This memorandum opinion uses the following citations: "FAC" for Pauwels's First Amended Complaint, Dkt. 36; "SAC" for Pauwels's Second Amended Complaint, Dkt. 63; "BNYM Mem." for BNYM's memorandum of law in support of its motion to dismiss, Dkt. 69; "Deloitte Mem." for Deloitte's memorandum of law in support of its motion to dismiss, Dkt. 67; "BNYM Opp." for Pauwels's memorandum in opposition to BNYM's motion to dismiss, Dkt. 70; "Deloitte Opp." for Pauwels's memorandum in opposition to Deloitte's motion to dismiss, Dkt. 71; BNYM Reply" for BNYM's reply memorandum, Dkt. 73; and "Deloitte Reply" for Deloitte's reply memorandum, Dkt. 72.

Additionally, the instant complaint elaborates on the reasons why Pauwels purportedly "trusted" BNYM to keep his Model and Spreadsheets confidential absent any protective measures like encryption or password protection. Id. ¶ 40. Pauwels now alleges he had an "agreement" with several BNYM employees to maintain the Model and Spreadsheets' confidentiality. Id. ¶ 38. In November 2014, after Pauwels refused to share the Model with a third-party, "Sarmasti and Hegedus agreed and confirmed, on behalf of BNYM, that the Pauwels Model and Pauwels Model Spreadsheets were confidential and proprietary and that they would not be shared outside of BNYM." Id. Sarmasti, Hegedus, and Ruckel also allegedly "knew and understood through repeated conversations" that the Model belonged to Pauwels. Id. ¶ 39. Pauwels does not claim to have had an agreement with Kevin Peterson, with whom he also shared the Model and Spreadsheets, but he says he trusted Peterson with his confidential work product because he "considered Peterson a close friend and trusted colleague" after working together multiple times over fourteen years. Id. ¶ 15.

The Second Amended Complaint also provides more information about Pauwels's alleged interactions with Deloitte in relation to the Model and Pauwels's work at BNYM. Pauwels participated in four conference calls with BNYM and Deloitte in the spring of 2016—a fact not previously asserted in the First Amended Complaint. Id. ¶ 43. He says agreed to participate in these calls because he "believed that Deloitte was simply coming in to review the overall process." Id. On these calls, Deloitte was made aware of the Model, but the Model was not shared, nor did Pauwels authorize the sharing of the Model with Deloitte at that time. Id.

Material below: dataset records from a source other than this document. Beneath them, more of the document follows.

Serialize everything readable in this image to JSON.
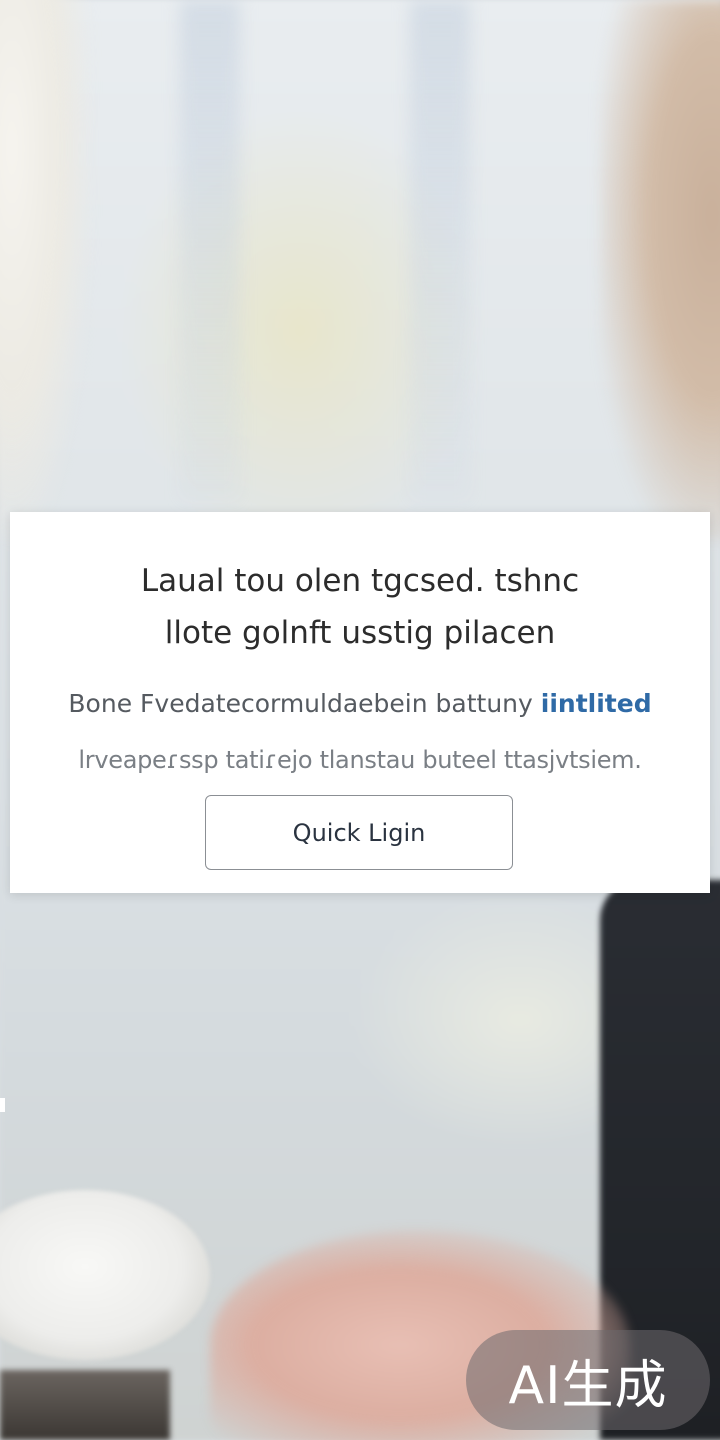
{
  "dialog": {
    "title_line1": "Laual tou olen tgcsed. tshnc",
    "title_line2": "llote golnft usstig pilacen",
    "body_line1_prefix": "Bone Fvedatecormuldaebein battuny ",
    "body_line1_link": "iintlited",
    "body_line2": "lrveapeɾssp tatiɾejo tlanstau buteel ttasjvtsiem.",
    "button_label": "Quick Ligin"
  },
  "watermark": {
    "text": "AI生成"
  },
  "colors": {
    "dialog_bg": "#ffffff",
    "title": "#2c2c2c",
    "body": "#555a60",
    "link": "#2f6aa6",
    "button_border": "#8b8f94"
  }
}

Pauwels now asserts that, based on these calls, Deloitte was "aware and understood that the Pauwels Model (and the Spreadsheets) were confidential and could not be shared with Deloitte." SAC ¶ 43. Pauwels further alleges—for the first time—that "Deloitte [was] well aware of the confidential and proprietary nature of the Pauwels Model." Id. ¶ 56.

This complaint further presents more detailed allegations against Sarmasti, the BNYM employee Pauwels now accuses of fraudulently concealing Deloitte's use of the Model and Spreadsheets. Sarmasti told Pauwels that Deloitte had found errors on the Spreadsheets, suggesting to him that Sarmasti not only knew that BNYM had given the Spreadsheets to Deloitte, but also knew that Deloitte was using them. Id. ¶¶ 55-56, ¶ 62. Sarmasti allegedly "lied" to Pauwels about this because he needed Pauwels to finish his modeling work for BNYM and knew that if Pauwels was aware of what BNYM and Deloitte were doing with the Model, that Pauwels would cease his work for BNYM. Id. ¶¶ 57, 95.

Finally, the Second Amended Complaint further develops Pauwels's claims concerning the unpaid invoices he asserts that BNYM refuses to pay. Pauwels sent BNYM invoices for his work from January through May 2018 for a total of £169,720. Id. ¶ 69. BNYM only paid him £134,779, leaving him with a shortfall of £34,941. Id. ¶¶ 71, 121. BNYM allegedly claimed that it need not pay him the full amount agreed to because "some of Pauwels's valuation work should not have been charged at full price, that his research work (which had been explicitly requested by the bank) could not be charged at all, and that some of the work was duplicative (despite BNYM's explicit requests for analysis of multiple scenarios)." Id. ¶ 70.

LEGAL STANDARD

"To survive a motion to dismiss, a complaint must contain sufficient factual matter, accepted as true, to 'state a claim to relief that is plausible on its face.'" Ashcroft v. Iqbal, 556 U.S. 662, 678 (2009) (quoting Twombly, 550 U.S. at 570). A claim has "facial plausibility" only when the plaintiff "pleads factual content that allows the court to draw the reasonable inference that the defendant is liable for the misconduct alleged." Id. at 678. In reviewing a motion to dismiss, a court "constru[es] the complaint liberally, accepting all factual allegations in the complaint as true, and drawing all reasonable inferences in the plaintiff's favor." Chambers v. Time Warner, Inc., 282 F.3d 147, 152 (2d Cir. 2002). A court, however, need not credit "[t]hreadbare recitals of the elements of a cause of action, supported by mere conclusory statements." Iqbal, 556 U.S. at 678. Instead, allegations must cross "the line between possibility and plausibility." Twombly, 550 U.S. at 557.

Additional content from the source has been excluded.